Numerous media sources, articles, books (including a Pulitzer Prize winner), movies and TV shows have helped popularise the concept, celebrating forests as models of cooperation, in contrast to the conventional Darwinian view of species rivalry.
Wood Wide Fight
The implications of the Wood Wide Web extend far beyond science, bearing profound ecological and conservation implications. Recognising the importance of preserving and nurturing the mycorrhizal networks could safeguard the health and resilience of entire ecosystems.
Mycorrhizal fungi have now gained attention in the search for nature-based solutions to climate change. A new study by an international team of scientists, including researchers from the University of Sheffield’s School of Biosciences, shows that about 13.12 gigatons of carbon dioxide moves from plants to fungi annually, transforming the soil into a massive carbon pool. The amount of carbon stored equals roughly 36% of yearly global fossil fuel emissions (more than China’s annual output).
Therefore, researchers advocate including fungi in biodiversity and conservation policies.

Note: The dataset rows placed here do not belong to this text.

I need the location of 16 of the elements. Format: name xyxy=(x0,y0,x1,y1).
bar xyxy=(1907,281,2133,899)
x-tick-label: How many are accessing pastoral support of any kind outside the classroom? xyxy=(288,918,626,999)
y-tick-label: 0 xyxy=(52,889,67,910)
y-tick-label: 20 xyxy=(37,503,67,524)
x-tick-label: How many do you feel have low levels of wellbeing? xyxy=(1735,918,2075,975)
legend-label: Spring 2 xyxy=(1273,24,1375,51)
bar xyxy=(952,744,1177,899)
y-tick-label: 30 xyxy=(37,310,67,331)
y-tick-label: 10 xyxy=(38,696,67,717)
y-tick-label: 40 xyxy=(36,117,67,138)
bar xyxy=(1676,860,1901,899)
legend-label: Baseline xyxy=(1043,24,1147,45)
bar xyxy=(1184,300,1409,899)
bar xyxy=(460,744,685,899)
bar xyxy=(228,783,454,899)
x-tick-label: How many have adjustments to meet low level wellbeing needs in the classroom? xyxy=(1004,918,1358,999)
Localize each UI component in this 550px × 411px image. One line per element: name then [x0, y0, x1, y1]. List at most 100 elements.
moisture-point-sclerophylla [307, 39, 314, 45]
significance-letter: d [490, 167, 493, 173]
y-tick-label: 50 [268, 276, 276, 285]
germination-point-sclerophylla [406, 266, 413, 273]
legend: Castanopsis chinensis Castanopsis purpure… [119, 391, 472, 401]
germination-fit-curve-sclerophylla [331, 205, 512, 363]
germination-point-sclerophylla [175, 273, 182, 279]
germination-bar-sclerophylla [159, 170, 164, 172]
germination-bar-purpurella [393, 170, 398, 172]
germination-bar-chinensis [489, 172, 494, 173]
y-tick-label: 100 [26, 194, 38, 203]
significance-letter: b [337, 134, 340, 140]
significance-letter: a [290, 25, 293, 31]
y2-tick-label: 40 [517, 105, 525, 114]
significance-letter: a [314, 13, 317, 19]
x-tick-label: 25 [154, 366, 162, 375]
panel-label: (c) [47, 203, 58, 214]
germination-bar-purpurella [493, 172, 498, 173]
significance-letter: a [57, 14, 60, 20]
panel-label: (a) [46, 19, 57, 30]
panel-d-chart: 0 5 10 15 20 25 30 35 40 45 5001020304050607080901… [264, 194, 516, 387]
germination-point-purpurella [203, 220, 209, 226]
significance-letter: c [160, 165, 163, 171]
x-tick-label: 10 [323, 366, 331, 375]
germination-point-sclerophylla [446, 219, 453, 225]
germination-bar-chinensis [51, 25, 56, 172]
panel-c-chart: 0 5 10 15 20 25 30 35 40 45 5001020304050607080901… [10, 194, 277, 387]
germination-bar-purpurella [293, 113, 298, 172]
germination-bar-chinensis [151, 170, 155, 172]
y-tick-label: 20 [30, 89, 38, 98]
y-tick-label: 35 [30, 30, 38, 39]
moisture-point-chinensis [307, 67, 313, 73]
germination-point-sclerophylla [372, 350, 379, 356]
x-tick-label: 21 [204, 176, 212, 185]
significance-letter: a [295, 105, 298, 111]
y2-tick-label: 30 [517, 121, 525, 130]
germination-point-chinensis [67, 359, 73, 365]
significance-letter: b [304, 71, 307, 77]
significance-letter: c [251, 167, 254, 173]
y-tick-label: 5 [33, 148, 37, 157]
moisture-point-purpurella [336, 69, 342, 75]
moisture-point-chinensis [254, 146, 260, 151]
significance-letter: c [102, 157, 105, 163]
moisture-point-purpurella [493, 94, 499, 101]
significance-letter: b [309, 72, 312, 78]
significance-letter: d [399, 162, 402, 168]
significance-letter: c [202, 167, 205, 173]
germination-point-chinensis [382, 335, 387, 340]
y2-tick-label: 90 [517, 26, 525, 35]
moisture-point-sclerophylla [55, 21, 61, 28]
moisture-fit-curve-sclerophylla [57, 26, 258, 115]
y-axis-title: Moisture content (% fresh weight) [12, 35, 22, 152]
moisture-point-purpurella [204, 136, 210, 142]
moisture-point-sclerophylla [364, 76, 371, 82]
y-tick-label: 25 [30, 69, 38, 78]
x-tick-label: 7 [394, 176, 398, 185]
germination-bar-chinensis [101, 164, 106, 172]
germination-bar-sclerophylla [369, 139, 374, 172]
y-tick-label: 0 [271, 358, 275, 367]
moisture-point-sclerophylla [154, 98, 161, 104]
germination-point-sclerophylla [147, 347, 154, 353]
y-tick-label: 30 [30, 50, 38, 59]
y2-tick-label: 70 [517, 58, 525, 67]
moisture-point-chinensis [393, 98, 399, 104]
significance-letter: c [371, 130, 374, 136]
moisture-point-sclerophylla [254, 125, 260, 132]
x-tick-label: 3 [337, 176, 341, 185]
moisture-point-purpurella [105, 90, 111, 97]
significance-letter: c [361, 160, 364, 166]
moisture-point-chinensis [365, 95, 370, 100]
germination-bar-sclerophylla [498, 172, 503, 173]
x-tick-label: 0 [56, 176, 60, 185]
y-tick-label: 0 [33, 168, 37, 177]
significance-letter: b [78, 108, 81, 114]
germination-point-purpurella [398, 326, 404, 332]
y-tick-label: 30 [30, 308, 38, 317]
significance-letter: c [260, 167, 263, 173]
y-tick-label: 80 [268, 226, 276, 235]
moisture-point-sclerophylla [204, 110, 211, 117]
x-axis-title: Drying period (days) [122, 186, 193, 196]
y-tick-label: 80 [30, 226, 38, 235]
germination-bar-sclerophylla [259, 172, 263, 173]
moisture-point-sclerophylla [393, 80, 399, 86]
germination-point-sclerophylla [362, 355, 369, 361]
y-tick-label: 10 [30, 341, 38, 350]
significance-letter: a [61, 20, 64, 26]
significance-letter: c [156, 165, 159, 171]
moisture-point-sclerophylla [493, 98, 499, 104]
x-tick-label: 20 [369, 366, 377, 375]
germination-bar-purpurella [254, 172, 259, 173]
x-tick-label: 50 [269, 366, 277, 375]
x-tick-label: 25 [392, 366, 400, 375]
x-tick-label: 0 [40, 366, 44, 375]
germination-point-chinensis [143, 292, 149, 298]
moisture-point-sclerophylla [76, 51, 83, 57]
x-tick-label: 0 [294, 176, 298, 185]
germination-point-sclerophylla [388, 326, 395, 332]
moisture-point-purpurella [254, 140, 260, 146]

At the current rate, the UN warns that 90% of soils could be degraded by 2050, which could be catastrophic for efforts to curb climate change and rising temperatures, and for the productivity of crops and plants as well.
Battles among trees
Tropical forests host hundreds of species of trees within a square mile. Understanding how these species coexist is a struggle for scientists. In a study published in Science magazine, researchers from the University of Texas at Austin have provided new insights into the answer.
Combining computational modelling with 30 years of data, the researchers discovered that adult trees in a Panamanian forest are three times as distant from other adults of the same species.
They also found that each species is much more affected by its own kind than by others, probably due to species-specific enemies. These enemies “make room” for other species to establish around every tree, preventing dominance and leading to a more diverse forest.
So, the further away, the better. This is clearly a stepping stone to understanding dynamics like carbon storage, essential for addressing climate change.